According to first estimates, the fall in GDP during the second quarter, from April to June, was mostly explained by a drop in consumer spending, which was down by 34.6% on an annualised basis.

The decline is believed to be the most dramatic one recorded since the US government began documenting these figures in 1947. The previous sharpest drop of 10% occurred in the second quarter of 1958. The figure is still more optimistic than was initially expected by economists, who predicted a 34.7% decline, according to surveys conducted by Dow Jones.

In the first quarter of 2020, US GDP fell at an annual rate of 4.8%, according to the Bureau of Economic Analysis, already a significant drop from the 2.1% increase seen in Q4 2019.

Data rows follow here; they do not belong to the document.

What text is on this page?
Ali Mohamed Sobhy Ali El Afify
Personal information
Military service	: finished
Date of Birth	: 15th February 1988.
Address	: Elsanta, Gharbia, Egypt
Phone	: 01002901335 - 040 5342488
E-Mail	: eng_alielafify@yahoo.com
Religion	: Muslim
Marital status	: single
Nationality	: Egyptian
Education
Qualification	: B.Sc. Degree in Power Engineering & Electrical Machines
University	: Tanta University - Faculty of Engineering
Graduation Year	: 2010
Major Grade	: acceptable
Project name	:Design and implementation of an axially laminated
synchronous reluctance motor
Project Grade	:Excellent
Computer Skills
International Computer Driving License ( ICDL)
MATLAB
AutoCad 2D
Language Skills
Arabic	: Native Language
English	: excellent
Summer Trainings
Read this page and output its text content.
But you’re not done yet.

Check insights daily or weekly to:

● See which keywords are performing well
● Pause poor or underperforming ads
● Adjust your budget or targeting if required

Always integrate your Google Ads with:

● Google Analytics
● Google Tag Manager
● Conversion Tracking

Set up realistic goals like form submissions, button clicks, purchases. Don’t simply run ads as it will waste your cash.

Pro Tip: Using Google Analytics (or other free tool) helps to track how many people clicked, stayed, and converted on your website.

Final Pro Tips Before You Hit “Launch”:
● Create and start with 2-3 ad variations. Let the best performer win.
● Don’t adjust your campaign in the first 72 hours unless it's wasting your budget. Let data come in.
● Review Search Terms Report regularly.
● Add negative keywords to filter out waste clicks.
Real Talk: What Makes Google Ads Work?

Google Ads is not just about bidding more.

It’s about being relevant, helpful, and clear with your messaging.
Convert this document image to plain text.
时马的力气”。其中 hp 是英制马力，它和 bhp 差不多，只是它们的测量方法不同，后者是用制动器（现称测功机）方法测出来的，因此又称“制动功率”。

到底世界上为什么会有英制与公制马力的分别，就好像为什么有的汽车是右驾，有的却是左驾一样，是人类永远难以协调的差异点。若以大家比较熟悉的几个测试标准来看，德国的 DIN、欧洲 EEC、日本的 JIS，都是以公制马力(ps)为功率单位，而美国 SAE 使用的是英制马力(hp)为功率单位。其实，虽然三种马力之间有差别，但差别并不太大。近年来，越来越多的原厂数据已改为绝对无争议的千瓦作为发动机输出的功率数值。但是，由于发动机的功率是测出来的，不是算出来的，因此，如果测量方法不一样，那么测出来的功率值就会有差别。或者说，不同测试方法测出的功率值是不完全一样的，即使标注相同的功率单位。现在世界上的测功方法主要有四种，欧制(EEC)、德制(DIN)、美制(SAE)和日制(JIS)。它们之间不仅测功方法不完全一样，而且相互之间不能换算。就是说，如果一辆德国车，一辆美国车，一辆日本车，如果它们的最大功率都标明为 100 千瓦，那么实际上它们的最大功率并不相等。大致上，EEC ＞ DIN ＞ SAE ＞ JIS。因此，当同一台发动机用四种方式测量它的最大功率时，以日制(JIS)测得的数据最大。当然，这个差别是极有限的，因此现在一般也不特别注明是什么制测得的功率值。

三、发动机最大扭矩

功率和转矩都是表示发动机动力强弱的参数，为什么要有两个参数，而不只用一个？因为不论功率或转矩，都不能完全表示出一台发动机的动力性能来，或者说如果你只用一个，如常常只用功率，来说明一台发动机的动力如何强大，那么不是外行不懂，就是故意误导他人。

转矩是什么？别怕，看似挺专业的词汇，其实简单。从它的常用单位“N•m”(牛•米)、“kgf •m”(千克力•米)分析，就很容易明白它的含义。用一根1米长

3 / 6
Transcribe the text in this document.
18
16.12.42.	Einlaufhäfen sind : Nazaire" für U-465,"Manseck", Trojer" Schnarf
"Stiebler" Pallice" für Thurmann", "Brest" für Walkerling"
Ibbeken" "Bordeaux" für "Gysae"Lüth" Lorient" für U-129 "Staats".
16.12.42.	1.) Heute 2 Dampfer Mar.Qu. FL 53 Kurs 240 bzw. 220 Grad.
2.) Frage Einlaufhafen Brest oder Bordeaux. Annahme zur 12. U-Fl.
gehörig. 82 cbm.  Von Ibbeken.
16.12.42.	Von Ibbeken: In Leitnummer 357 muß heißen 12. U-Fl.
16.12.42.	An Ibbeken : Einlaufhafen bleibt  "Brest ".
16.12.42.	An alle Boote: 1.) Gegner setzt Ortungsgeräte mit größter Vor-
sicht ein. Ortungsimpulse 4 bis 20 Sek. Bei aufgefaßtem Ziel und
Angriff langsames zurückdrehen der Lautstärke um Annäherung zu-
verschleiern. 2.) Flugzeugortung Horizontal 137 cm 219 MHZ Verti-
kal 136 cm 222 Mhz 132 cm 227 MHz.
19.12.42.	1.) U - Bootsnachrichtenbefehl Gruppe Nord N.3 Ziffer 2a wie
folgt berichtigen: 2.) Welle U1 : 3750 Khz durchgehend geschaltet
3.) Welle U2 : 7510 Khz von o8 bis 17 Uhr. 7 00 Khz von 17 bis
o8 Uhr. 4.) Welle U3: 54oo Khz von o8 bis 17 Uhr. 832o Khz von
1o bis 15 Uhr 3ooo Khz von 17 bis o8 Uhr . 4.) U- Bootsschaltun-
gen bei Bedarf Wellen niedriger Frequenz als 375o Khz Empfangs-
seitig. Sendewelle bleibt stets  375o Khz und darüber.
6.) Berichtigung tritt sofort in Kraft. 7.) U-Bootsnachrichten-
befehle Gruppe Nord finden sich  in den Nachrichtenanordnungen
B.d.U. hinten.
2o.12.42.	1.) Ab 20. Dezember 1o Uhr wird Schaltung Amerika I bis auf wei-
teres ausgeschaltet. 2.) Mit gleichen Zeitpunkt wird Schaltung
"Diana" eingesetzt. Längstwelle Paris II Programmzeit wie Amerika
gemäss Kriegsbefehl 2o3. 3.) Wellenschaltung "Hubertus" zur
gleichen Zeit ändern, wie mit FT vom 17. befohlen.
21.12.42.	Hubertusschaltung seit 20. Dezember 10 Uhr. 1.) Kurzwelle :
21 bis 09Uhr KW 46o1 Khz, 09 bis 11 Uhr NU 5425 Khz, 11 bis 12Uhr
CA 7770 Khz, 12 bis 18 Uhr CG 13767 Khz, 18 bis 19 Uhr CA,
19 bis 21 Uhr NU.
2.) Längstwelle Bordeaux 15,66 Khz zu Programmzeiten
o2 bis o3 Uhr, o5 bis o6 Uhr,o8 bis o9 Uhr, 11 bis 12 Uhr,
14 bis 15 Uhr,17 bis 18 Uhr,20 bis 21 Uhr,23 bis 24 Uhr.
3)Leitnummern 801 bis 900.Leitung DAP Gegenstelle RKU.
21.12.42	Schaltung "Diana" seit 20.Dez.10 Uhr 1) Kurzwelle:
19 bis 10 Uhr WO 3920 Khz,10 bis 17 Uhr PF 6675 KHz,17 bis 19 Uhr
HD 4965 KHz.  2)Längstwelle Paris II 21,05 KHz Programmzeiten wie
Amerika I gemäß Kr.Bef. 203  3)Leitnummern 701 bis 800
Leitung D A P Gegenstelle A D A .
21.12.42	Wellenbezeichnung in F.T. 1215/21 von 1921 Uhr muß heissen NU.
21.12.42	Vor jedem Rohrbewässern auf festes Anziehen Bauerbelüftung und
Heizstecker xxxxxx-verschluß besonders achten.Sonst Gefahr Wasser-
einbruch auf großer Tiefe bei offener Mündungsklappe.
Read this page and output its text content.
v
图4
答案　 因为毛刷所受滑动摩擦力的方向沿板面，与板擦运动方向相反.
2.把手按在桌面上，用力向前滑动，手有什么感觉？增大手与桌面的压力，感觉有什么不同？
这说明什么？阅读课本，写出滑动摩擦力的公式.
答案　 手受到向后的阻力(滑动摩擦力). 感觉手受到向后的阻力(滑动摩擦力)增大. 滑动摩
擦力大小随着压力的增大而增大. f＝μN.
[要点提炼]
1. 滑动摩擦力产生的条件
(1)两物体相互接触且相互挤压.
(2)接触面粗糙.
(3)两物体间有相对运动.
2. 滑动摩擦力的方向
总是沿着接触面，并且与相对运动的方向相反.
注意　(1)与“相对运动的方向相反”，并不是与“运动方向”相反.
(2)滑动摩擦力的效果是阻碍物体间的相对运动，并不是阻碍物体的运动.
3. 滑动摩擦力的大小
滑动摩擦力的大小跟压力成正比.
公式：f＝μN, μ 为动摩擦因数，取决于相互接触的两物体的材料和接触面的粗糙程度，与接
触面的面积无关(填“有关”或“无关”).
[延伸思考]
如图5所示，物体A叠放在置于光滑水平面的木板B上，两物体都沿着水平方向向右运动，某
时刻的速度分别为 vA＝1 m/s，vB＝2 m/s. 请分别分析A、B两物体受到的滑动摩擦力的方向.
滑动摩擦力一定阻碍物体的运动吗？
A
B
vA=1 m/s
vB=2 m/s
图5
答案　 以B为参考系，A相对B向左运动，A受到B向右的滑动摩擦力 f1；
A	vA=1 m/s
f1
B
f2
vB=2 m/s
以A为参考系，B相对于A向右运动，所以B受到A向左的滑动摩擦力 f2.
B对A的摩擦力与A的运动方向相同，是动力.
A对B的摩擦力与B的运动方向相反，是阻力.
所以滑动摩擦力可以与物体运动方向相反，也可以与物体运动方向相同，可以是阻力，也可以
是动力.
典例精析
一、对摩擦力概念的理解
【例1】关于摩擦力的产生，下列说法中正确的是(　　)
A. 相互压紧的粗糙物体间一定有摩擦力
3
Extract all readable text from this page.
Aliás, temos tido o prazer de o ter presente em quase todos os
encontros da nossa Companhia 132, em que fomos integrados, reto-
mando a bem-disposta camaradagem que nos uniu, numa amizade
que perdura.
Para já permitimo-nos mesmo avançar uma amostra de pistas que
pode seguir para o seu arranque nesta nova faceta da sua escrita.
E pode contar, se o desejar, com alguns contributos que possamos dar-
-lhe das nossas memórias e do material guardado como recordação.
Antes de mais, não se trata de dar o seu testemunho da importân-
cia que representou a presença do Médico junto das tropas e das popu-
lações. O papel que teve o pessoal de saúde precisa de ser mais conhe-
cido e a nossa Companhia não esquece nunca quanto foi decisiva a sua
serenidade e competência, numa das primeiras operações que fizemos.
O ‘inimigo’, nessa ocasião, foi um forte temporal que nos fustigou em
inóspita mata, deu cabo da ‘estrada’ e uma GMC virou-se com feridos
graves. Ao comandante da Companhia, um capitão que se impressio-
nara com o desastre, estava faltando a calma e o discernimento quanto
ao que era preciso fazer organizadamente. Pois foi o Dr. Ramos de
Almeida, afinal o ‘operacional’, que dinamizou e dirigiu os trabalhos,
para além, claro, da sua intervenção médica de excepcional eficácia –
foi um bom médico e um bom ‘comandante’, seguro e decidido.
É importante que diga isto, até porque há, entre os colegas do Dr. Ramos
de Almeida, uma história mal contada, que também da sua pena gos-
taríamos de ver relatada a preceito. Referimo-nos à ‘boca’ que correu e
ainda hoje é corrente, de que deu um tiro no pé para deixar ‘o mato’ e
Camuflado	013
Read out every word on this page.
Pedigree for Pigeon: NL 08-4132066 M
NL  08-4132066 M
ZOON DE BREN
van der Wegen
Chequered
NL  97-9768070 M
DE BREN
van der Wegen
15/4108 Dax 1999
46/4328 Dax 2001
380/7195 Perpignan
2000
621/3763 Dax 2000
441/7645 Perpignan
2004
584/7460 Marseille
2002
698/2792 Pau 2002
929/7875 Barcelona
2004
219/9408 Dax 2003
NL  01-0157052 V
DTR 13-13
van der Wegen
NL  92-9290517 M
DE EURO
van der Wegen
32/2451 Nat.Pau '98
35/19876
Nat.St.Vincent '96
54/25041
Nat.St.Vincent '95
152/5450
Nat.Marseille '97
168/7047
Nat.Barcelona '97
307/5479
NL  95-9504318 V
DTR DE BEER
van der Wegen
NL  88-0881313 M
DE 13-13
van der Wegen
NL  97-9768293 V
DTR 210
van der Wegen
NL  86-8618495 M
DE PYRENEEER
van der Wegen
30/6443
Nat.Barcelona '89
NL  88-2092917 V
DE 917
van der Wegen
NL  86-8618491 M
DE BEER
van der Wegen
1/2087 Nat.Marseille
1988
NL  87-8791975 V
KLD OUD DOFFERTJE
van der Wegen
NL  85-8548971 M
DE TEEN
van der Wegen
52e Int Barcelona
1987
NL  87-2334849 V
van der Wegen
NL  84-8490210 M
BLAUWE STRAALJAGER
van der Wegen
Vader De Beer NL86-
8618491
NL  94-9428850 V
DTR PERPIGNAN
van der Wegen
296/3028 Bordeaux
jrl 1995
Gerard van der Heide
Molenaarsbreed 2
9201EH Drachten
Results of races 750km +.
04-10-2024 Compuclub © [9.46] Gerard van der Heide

US Economic Activity Revitalises to Then Slow Down Again

The drop in GDP figures came as a combination of sharp declines in personal consumption, spending and investments, with the personal consumption expenditures price index dropping to 1.9% in Q2. Personal income figures still remain high though, possibly due to large cash infusions initiated by the Trump administration to help American businesses and consumers stay afloat during the pandemic. As such, personal disposable income rose by 42.1% to $1.53 trillion in total during this period.

April is believed to have been the most disastrous month in terms of decay in economic activity, with most factories, businesses, restaurants and non-essential shops being shut down across the country. Economic vitality is believed to have been revived in May, though, but with a renewed rise in the number of coronavirus cases throughout the country, especially in the Southern regions of America, the economic resurgence has been halted, as acknowledged by Federal Reserve Chair Jerome Powell this week.